An INREV report on capital sources, published this week, claimed that despite an estimated shortfall of €398bn in debt capital, banks will continue to focus on core assets and markets while alternative sources such as debt funds would be unlikely to exceed €110bn.
The report said the increased cost of debt and more selective lending had compounded the impact of 42 lenders disappearing from the European market as a result of either collapse or parent company withdrawal. According to the survey, 10% of fund managers had failed to refinance at least one asset after a bank lender pulled out of the market.
"The availability of debt presents the greatest challenge for the non-listed real estate funds industry," it said.
Although the debt gap presented an opportunity for alternative providers, debt funds' initial expectation of returns above 20% had been predicated on "a market flood of distressed assets and debts, which failed to materialize".

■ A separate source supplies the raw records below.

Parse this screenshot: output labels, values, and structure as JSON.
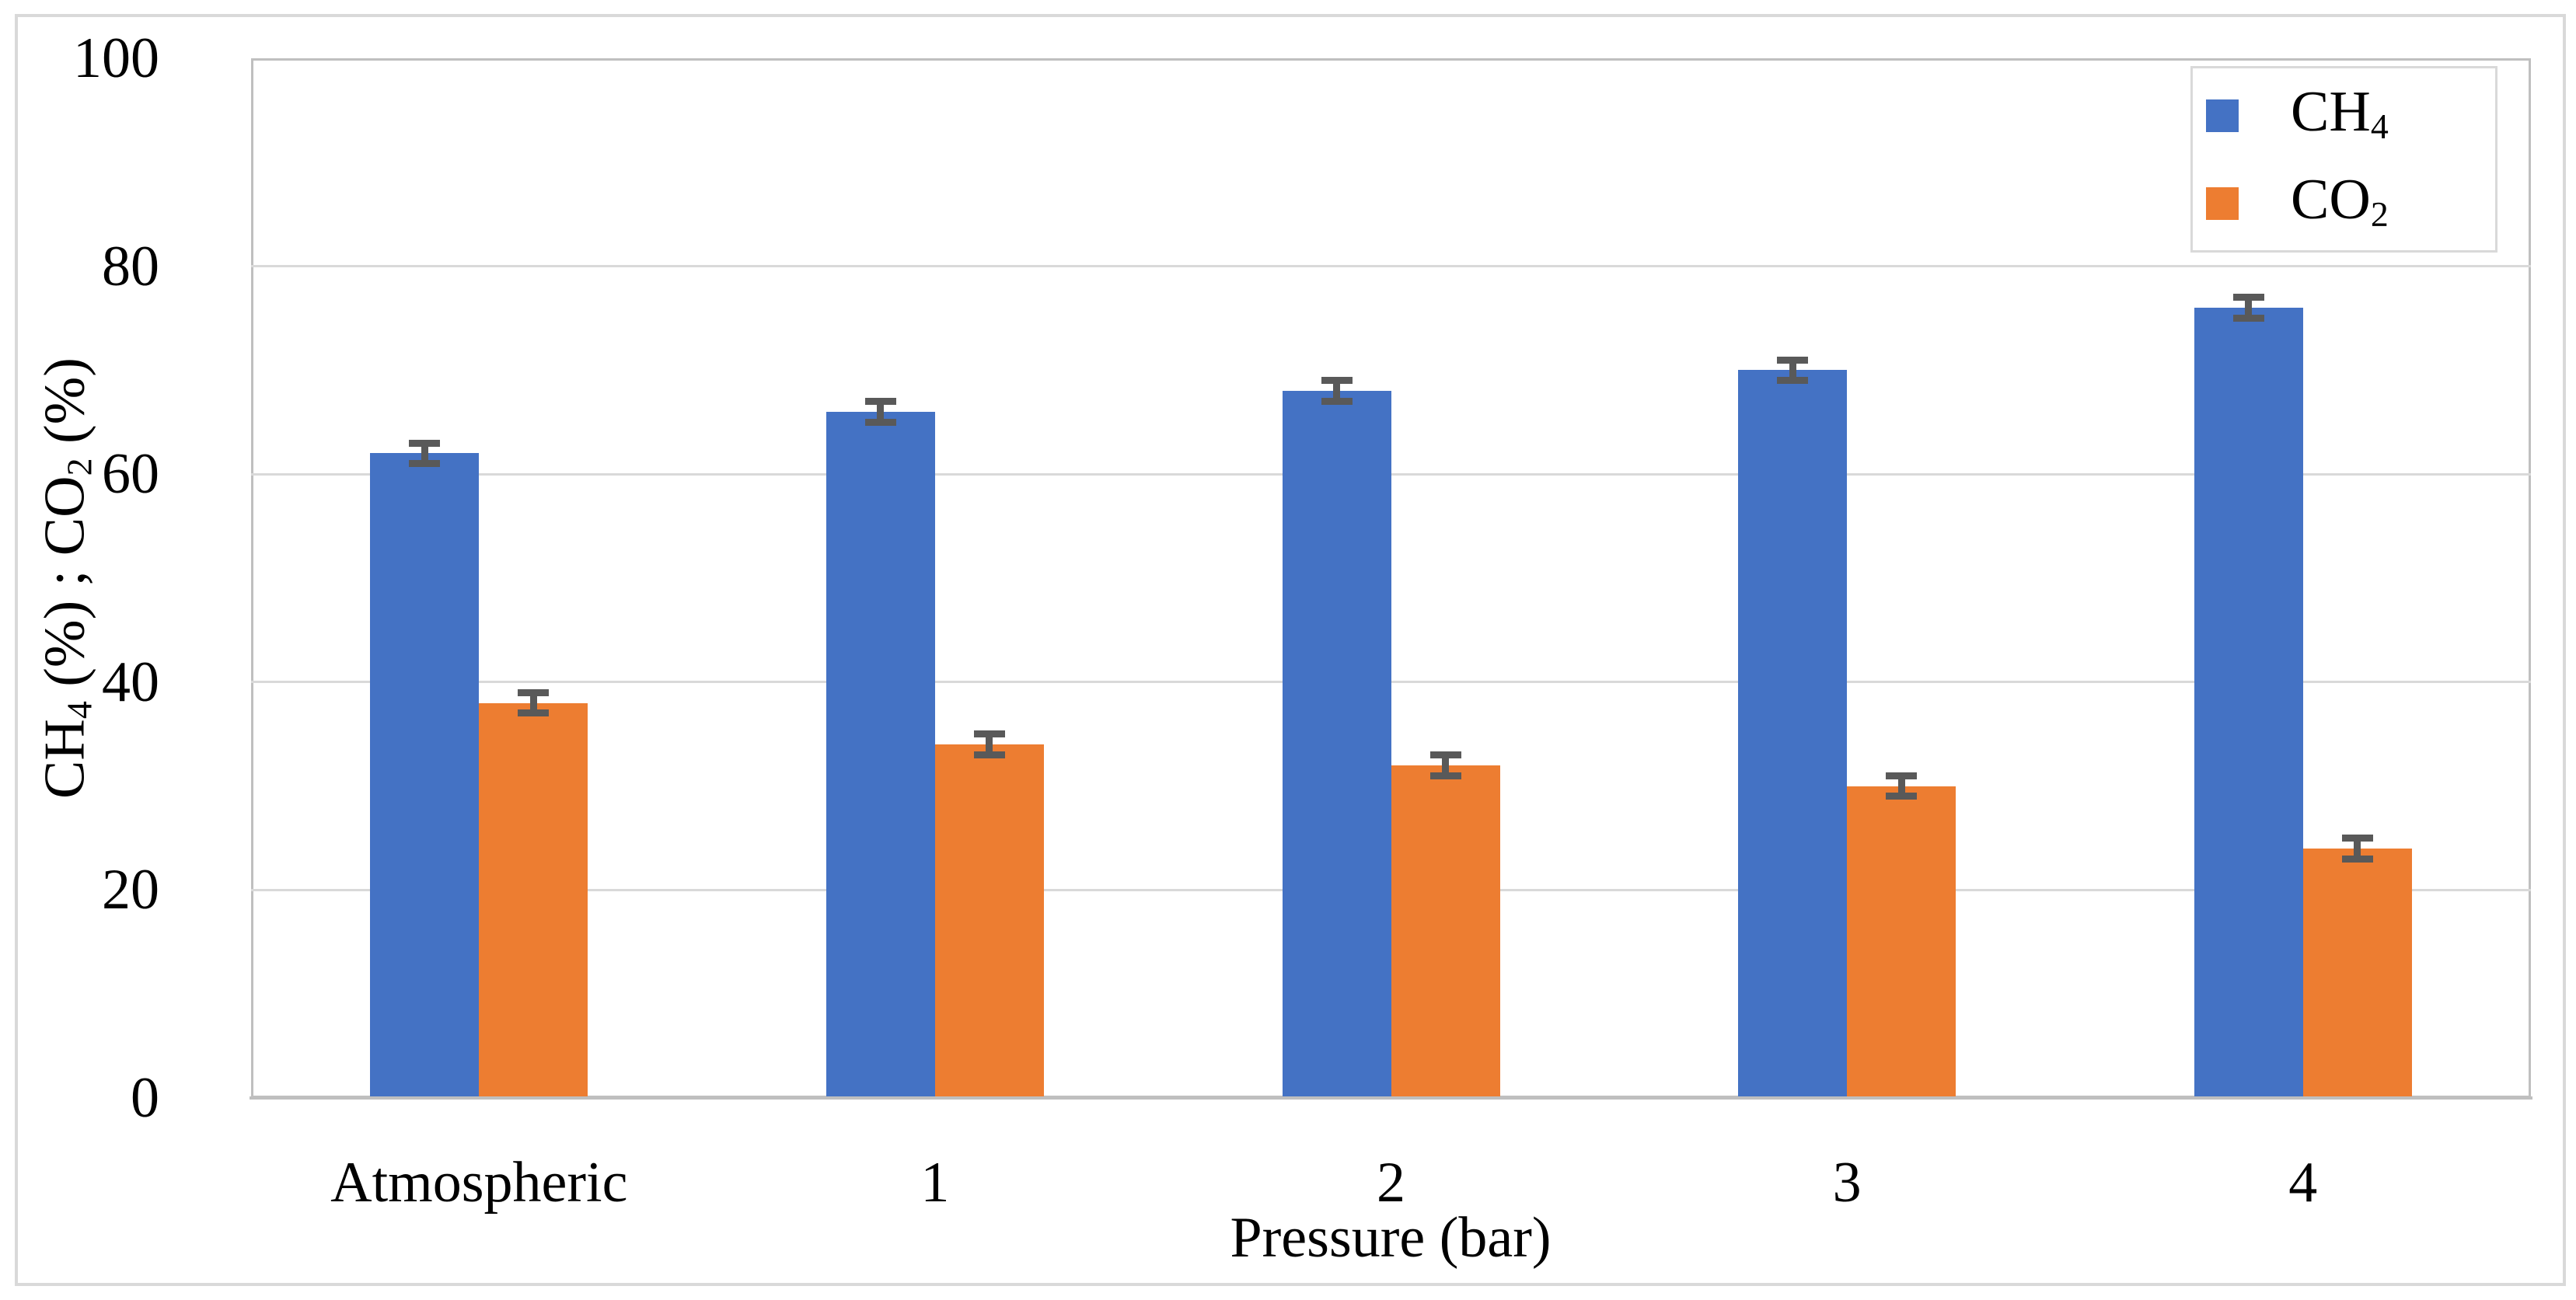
{
  "figure": {
    "background_color": "#FFFFFF",
    "outer_border_color": "#D9D9D9",
    "plot_border_color": "#BFBFBF"
  },
  "chart_data": {
    "type": "bar",
    "title": "",
    "categories": [
      "Atmospheric",
      "1",
      "2",
      "3",
      "4"
    ],
    "series": [
      {
        "name": "CH4",
        "label_base": "CH",
        "label_sub": "4",
        "color": "#4472C4",
        "values": [
          62,
          66,
          68,
          70,
          76
        ],
        "errors": [
          1,
          1,
          1,
          1,
          1
        ]
      },
      {
        "name": "CO2",
        "label_base": "CO",
        "label_sub": "2",
        "color": "#ED7D31",
        "values": [
          38,
          34,
          32,
          30,
          24
        ],
        "errors": [
          1,
          1,
          1,
          1,
          1
        ]
      }
    ],
    "xlabel": "Pressure (bar)",
    "ylabel_parts": [
      {
        "t": "CH"
      },
      {
        "t": "4",
        "sub": true
      },
      {
        "t": " (%) ; CO"
      },
      {
        "t": "2",
        "sub": true
      },
      {
        "t": " (%)"
      }
    ],
    "ylim": [
      0,
      100
    ],
    "yticks": [
      0,
      20,
      40,
      60,
      80,
      100
    ],
    "grid": true,
    "gridline_color": "#D9D9D9",
    "error_bar_color": "#595959",
    "legend_position": "top-right"
  }
}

Subsequent market rationalisation and the setting of more realistic return expectations had resulted in alternative providers narrowing their focus to either senior or mezzanine debt.
Meanwhile, a CBRE report on the senior debt market claimed insurers could eventually make up 15—20% of lenders in a market still dominated by European banks - with the financial institutions claiming a 17% share.
"At one extreme of the market we see increasing confidence and opportunity to grow exposure to real estate lending, especially among insurance companies," said the report, which contrasted increased confidence among insurers with weakening sentiment among banks.
Insurers' loan-to-value ratios of 69% compare favourably with 66.2% in the overall market.
Yet the report concluded that both banks and insurers remain risk averse, with a preference for high-quality assets and conservative financial structures.
Although insurers continue to expand lending capacity throughout 2011, they focused on "very prime" assets and larger lot sizes.